Chronique

Elliott Sharp Aggregat feat. Barry Altschul

Dialectrical

Elliott Sharp (s, cl), Barry Altschul (dm), Taylor Ho Bynum (tp), Terry L.Greene II (tb), Brad Jones (b)

Label / Distribution : Clean Feed

Délaissant définitivement la guitare au profit du saxophone ou de la clarinette basse dès lors qu’il s’investit dans Aggregat, Elliott Sharp continue avec ce troisième disque à faire évoluer un line-up mobile depuis ses origines. Trio en 2012 au côté de Ches Smith et Brad Jones, il s’adjoint en 2013 les services de Terry L.Greene et Nate Wooley pour devenir quintet. Suite aux désistements concomitants de ce dernier et de Smith pour surcharge d’activités annexes, Taylor Ho Bynum est aujourd’hui à la trompette et, remplaçant de luxe, Barry Altschul, du haut de ses 73 ans, tient les baguettes et apporte toute sa légitimité historique à un projet centré sur l’exploration d’une certaine tradition.

Expérimentateur tous azimuts, prospecteur frénétique, Sharp n’en est pas pour autant à ses débuts en ce qui concerne son rapport au jazz puisque dès 2006, au moins chez Clean Feed, il se réapproprie avec Sharp ? Monk ? Sharp ! Monk ! le matériau du pianiste pour lui attribuer les perspectives percussives et bruitistes qui lui sont propres. La dynamique du quintet y trouve d’ailleurs une forme de prolongement dans la manière frontale, voire brutale, de projeter le son.
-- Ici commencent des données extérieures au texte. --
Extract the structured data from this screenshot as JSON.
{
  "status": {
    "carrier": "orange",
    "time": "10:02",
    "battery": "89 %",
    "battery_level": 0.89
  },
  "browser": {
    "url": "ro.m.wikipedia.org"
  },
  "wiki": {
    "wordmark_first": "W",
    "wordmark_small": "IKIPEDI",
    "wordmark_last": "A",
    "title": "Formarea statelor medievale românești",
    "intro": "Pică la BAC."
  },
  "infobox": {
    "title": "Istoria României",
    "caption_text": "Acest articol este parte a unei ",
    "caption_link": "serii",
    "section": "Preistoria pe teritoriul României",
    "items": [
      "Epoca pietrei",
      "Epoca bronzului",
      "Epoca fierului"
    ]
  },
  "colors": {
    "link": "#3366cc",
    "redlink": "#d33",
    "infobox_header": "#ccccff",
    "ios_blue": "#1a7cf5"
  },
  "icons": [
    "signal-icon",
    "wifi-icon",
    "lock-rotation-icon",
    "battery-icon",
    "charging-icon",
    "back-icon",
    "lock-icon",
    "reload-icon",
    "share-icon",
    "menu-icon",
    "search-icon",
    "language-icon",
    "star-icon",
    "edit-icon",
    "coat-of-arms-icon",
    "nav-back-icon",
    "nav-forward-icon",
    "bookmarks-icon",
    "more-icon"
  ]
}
Solidement charpenté autour d’une section basse/batterie à la fois rugueuse et mouvante (déstructuration rythmique et assise harmonique, accélération et rupture), les trois soufflants s’unissent pour donner à cet ensemble la silhouette des formations les plus radicales du début des années 60 (on pense bien sûr à Ornette Coleman, à qui un des titres est d’ailleurs dédié). S’articulant parfois autour de solos fragiles de Sharp (dont la sonorité rappelle celle d’Eric Dolphy), trompette et trombone, de leur côté assez peu prolixes, préfèrent jouer collé-serré avec leurs partenaires sans jamais s’écarter ni du thème ni d’une compacité collective qu’ils font vivre par des contre-chants aussi frustes que dissonants qui viennent griffer l’arrière plan.

Les compositions, enregistrées en cercle pour privilégier des arrangements instantanés, sont des hommages, parfois éloignés, à des personnalités disparues en ce début d’année 2016 (Bowie, Boulez et Bley). A partir de ces thèmes naïfs ou primitifs, l’ensemble dégage une sécheresse où le beau et l’harmonie ne sont pas invités. Néanmoins, dans l’évocation de marches martiales aux atmosphères ensauvagées, le surgissement soudain d’un swing salvateur replace l’auditeur sur des terrains familiers et stimulants.